Du design des carrosseries aux casques audio, l’industrie automobile ne cesse d’évoluer. Avec son application visionOS, Porsche propose une expérience innovante dans le domaine des expériences numériques haut de gamme. Mais la question reste ouverte : est-ce un tournant majeur ou simplement un détour coûteux ?
À mesure que l’informatique spatiale devient plus accessible, notamment grâce à des plateformes concurrentes, son impact sur le secteur de la vente automobile se précise. Cette année s’annonce particulièrement riche, avec des événements attendus comme la WWDC 2025 d’Apple et la Google I/O 2025, où de nouvelles avancées pourraient redéfinir le paysage technologique. Mais pour l’instant, l’informatique spatiale représente avant tout un nouveau chapitre dans l’éternel dilemme entre commodité numérique et expérience physique, une dynamique qui façonne la vente automobile depuis la sortie du premier modèle T.
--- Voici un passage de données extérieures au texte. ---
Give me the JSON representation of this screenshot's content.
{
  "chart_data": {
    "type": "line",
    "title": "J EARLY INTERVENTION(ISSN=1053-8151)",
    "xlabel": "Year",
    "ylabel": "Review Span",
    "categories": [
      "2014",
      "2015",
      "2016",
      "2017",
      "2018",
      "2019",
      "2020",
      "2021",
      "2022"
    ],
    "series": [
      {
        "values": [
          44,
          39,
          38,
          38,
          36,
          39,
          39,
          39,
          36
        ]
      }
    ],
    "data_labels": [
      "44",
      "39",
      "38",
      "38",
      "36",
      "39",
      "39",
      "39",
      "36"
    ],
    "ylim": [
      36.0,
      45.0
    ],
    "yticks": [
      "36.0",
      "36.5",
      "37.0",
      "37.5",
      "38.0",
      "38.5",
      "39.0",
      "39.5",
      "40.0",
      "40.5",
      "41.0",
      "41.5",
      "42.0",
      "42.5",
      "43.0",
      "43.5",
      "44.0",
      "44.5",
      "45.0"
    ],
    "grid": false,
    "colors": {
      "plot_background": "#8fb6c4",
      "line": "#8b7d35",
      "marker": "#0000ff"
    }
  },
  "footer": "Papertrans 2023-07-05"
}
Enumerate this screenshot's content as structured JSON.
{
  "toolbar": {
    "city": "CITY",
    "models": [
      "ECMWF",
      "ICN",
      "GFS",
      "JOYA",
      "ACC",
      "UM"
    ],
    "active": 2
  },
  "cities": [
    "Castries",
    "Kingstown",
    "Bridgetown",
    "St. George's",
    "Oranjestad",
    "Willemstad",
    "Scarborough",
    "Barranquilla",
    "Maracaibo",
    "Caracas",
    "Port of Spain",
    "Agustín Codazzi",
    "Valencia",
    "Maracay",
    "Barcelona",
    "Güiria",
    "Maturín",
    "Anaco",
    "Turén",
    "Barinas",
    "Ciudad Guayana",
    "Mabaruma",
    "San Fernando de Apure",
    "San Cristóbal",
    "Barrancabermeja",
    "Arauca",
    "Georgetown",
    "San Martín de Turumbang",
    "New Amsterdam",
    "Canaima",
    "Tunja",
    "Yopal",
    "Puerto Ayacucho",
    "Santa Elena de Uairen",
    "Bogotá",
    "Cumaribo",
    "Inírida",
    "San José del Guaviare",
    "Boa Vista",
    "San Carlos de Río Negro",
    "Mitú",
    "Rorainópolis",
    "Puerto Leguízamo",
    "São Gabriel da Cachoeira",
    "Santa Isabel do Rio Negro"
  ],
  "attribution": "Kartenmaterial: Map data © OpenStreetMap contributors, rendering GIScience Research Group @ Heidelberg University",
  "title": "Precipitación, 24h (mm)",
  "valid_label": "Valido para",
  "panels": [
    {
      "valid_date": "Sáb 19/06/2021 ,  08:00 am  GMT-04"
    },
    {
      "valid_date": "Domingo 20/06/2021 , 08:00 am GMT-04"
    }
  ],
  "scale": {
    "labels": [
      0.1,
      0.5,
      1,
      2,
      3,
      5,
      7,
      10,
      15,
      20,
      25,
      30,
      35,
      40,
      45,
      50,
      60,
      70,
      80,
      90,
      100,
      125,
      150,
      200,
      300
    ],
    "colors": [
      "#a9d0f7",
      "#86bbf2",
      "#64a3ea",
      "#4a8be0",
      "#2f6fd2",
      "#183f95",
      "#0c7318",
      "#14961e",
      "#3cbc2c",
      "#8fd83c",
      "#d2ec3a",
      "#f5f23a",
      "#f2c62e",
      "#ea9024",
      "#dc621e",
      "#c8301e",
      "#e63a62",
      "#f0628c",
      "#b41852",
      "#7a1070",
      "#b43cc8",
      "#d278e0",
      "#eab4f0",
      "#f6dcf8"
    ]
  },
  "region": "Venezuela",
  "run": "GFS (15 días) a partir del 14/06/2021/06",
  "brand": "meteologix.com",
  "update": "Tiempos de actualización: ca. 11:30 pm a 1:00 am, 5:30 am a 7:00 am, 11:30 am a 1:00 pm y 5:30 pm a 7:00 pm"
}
L’initiative de Porsche pourrait être visionnaire… ou prématurée. Quoi qu’il en soit, elle ne sera pas la dernière tentative pour repenser notre façon d’acheter, de personnaliser et d’interagir avec les voitures. La seule certitude : qu’il s’agisse d’un casque ou d’une salle d’exposition, le désir des consommateurs de personnaliser leur véhicule, une tradition qui remonte aux premiers carrossiers, continuera de pousser l’innovation dans le secteur.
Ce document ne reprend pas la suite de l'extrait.